Their model of “lesion segregation” is explained as follows: 1) mutagens generate lesions on each DNA strand, and segregate during replication, 2) daughter cells have non-overlapping lesions, which are then resolved into full mutations, and 3) lineages with drivers undergo clonal expansion.
“Thanks to the concept of lesion segregation, we now understand better how the surprising complexity of mutations in cancer cells can arise,” summarized Duncan Odom, Ph.D., research group leader at the German Cancer Research Center. “This may help explain how cancer cells can react so flexibly to survival challenges, which in turn helps them to quickly develop resistance to drugs or adapt to foreign tissue environments.”
Sarah Aitken, PhD, NIHR clinical lecturer at Cancer Research UK Cambridge Institute and lead author on the paper, tweeted that the team “found something really unexpected,” referring to the “chromosome-scale, strand-asymmetric distribution of mutations.” Here are ~60,000 mutations identified in a single tumor, she noted, and “we find similar Watson-versus-Crick-strand asymmetry of mutations in all 371 tumor genomes.”

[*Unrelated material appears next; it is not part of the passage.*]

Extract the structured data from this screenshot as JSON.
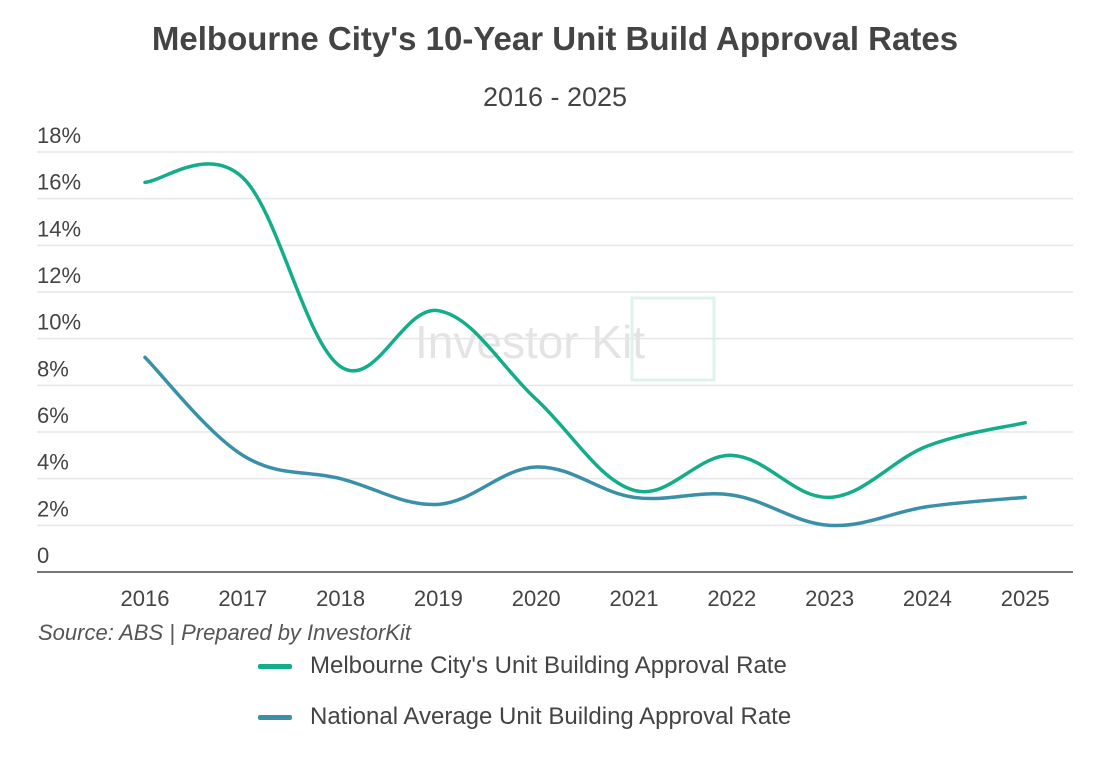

Cancer cells are usually exposed to several mutagenic events, so that this cycle of DNA damage and lesion segregation repeats over time, ultimately resulting in extremely complex patterns of mutations in cancers.
They found that lesion segregation is a pervasive feature of all exogenous mutagens and is evident in human cancers and, as Aitken noted, “profoundly revises our understanding of how the architecture of DNA repair and clonal proliferation can conspire to shape the cancer genome.”
The mutations affect important genes known as cancer drivers. In their study, the scientists found defects in genes of the cancer-promoting BRAF, RAS, and RAF signaling pathways. “In the end, those cancer cells that carry the most favorable pattern of mutations will prevail. They can grow the fastest, escape the immune system and possibly survive therapies better,” said Aitken.
“Persistent DNA lesions induced by chemotherapeutic agents also segregate and produce several generations of further mutations,” said Martin Taylor, PhD, group leader from the University of Edinburgh’s MRC Human Genetics Unit. “We need to be aware of this therapeutically, and in future drug development.”